Doch als er in den Büros der Gesellschaft seinen Flugbericht archivierte, fand sich keinerlei Hinweis auf eine solche Mission. Er war gerade von einem Langstreckenflug nach Troyan zurückgekehrt, siebzig Lichtjahre entfernt. Ein Fünfzehn-Stunden-Trip, auf dem es nichts anderes zu tun gab, als sich mit dem Smartcore zu unterhalten und die Unisphäre nach etwas Interessantem zu durchforsten. Eines nicht mehr fernen Tages würde man darauf verzichten, dort oben einen Mitmenschen als verantwortlichen Diensthabenden einzusetzen.
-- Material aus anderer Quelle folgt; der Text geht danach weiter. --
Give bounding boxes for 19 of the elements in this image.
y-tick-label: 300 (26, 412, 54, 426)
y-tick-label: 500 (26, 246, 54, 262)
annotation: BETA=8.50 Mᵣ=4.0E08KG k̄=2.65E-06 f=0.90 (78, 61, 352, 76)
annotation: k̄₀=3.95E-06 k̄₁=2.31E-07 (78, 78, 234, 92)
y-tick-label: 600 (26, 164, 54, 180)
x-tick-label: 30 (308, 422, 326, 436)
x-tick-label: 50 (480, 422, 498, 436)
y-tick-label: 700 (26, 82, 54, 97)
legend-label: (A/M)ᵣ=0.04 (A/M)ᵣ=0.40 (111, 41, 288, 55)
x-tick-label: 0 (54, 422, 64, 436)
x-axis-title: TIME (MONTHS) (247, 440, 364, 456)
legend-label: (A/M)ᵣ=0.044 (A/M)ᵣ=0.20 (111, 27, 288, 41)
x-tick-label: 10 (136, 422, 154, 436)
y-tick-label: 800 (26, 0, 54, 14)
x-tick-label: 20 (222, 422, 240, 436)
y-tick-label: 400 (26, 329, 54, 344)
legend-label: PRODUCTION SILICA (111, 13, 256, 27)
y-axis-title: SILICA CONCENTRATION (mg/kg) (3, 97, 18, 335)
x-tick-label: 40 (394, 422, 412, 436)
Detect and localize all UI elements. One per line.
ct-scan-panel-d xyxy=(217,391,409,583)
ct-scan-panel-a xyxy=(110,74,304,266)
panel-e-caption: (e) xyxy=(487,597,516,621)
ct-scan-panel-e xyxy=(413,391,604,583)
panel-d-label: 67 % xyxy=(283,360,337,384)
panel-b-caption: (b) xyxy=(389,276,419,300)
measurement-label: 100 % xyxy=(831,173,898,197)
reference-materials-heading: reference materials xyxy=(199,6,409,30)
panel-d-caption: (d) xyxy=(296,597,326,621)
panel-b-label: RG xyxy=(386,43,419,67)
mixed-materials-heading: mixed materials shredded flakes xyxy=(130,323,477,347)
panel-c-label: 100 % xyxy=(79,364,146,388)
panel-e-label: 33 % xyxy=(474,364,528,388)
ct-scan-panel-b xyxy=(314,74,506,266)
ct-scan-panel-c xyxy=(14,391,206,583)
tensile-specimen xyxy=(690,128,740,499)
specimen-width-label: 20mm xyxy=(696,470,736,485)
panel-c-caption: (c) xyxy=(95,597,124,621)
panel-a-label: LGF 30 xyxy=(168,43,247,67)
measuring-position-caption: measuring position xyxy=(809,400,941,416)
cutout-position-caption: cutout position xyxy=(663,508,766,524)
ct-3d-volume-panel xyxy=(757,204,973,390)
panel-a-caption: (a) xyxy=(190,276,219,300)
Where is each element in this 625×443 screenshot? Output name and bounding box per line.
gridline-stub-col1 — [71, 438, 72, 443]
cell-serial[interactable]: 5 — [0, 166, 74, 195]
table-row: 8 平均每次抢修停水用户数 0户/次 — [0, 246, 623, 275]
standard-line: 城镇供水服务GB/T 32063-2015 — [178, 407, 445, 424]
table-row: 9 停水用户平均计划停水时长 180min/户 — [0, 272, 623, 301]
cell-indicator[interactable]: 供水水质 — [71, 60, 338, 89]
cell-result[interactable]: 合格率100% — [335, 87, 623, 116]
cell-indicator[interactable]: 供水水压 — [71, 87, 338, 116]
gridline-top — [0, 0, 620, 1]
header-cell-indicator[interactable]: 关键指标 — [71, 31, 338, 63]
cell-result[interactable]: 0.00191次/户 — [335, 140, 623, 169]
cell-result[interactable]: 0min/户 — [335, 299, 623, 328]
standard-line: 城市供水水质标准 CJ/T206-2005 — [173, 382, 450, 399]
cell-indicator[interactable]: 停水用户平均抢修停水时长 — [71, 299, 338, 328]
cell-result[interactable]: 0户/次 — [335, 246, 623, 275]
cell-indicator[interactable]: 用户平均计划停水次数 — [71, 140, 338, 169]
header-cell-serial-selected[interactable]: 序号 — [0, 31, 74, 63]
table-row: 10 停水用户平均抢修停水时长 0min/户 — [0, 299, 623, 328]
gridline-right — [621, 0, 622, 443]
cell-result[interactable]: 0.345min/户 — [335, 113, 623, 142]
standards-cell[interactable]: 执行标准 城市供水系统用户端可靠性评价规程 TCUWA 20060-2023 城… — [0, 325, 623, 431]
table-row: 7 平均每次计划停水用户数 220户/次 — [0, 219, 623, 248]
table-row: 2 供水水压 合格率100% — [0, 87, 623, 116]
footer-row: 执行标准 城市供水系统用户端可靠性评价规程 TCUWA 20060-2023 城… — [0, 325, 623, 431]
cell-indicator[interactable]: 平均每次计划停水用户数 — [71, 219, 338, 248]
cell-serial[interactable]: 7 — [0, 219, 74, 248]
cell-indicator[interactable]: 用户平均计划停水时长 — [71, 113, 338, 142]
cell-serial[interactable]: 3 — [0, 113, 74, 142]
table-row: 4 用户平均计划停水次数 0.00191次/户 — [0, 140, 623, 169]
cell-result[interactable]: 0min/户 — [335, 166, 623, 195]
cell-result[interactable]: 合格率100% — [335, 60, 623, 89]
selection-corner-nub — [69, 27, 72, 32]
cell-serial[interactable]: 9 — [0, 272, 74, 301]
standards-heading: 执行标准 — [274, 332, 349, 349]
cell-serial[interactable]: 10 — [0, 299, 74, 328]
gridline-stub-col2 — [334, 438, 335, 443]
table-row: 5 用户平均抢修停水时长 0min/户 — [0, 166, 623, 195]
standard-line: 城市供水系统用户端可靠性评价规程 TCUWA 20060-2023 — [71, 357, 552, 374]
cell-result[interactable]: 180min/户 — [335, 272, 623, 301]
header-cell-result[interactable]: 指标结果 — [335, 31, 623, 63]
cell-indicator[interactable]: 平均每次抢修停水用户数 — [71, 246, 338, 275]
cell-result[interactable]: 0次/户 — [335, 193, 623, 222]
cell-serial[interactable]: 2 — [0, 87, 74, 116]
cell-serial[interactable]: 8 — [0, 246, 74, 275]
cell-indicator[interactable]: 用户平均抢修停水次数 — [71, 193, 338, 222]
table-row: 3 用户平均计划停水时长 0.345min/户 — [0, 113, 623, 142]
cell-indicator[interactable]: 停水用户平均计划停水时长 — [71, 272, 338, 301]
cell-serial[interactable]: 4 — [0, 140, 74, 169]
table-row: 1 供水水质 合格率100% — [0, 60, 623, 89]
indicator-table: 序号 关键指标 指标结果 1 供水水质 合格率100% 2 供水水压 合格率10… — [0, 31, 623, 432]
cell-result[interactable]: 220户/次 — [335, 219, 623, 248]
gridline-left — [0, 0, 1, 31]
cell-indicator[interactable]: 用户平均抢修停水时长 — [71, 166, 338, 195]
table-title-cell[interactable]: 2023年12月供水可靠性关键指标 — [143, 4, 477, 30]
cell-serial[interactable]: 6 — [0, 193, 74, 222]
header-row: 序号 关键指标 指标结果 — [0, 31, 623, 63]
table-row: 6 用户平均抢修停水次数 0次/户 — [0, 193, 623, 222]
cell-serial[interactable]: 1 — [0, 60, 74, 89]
Er hockte lediglich aus Image-Gründen noch im vorderen Teil des Raumschiffs. Vermutlich saßen in der Passagierkabine ein paar Experten, die wesentlich qualifizierter waren als er. Nicht, dass dieser Fall jemals eintrat.
Zumindest jedoch war es ihm möglich, andere Planeten zu besuchen. Immerzu die gleichen. Wieder und wieder.
Oscars Regravkapsel sank aus den dünnen Wolken und beschrieb gemächlich eine Kurve um das Haus und die Wiese neben dem Gehölz aus zwanzig Meter aufragenden Rancatabäumen mit ihren rötlichen, sich in der sanften Brise wiegenden Blattgerten.
Nach der Landung kletterte er heraus und atmete tief die warme, nach Prärie duftende Luft ein. Bis weit über den Horizont hinaus bedeckten dornige Wildblumen Orakums ungebändigte Landschaft, die fast das ganze Jahr über blühten. Ein weiterer Pluspunkt Orakums war sein mildes Klima.
Jesaral trat unter dem Haus hervor. Der stattliche, wohlgestaltete Jüngling lächelte unmerklich zur Begrüßung, dennoch war er definitiv erleichtert, Oscar zu sehen. Er trug nichts bis auf eine weiße, knielange Hose und stellte einen sonnengebräunten Körper zur Schau, der Oscars Herz jedes Mal ein bisschen höher schlagen ließ. Jesaral war der jüngste seiner drei Lebensgefährten, gerade mal zwanzig. Was ihn selbst, wie Oscar befürchtete, zum wohl schlimmsten Kinderschänder in der Galaxis qualifizierte. Mehr als tausend Jahre Altersunterschied: Wie herrlich unanständig das war.
Der Junge machte eine ausladende Geste und umarmte Oscar fest, begleitet von einem langen, heißblütigen Kuss. Leidenschaft sprühte unbedacht in das Gaiafield hinaus.
»Was ist denn los?«
»Sie«, sagte Jesaral und wies verächtlich mit dem Daumen auf das Haus.
Oscar verkniff sich ein Seufzen. Er und seine anderen Partner Dushiku und Anja waren ein festes Trio seit mehr als einem Jahrzehnt. Dushiku und Anja waren über hundert und kamen gut miteinander zurecht. In ihrem Alter waren sie sich der kleinen Kompromisse, die notwendig waren, damit eine Beziehung funktionierte, vollkommen bewusst. Dennoch hatten sie länger gebraucht als erwartet, um sich an ihren Neuzugang zu gewöhnen und sich auf ihn einzustellen – ein Neuzugang, der bei weitem nicht ihre Kultiviertheit und Erfahrung besaß. Was, im Grunde genommen, genau das war, was ihn im und außerhalb des Bettes so aufregend machte.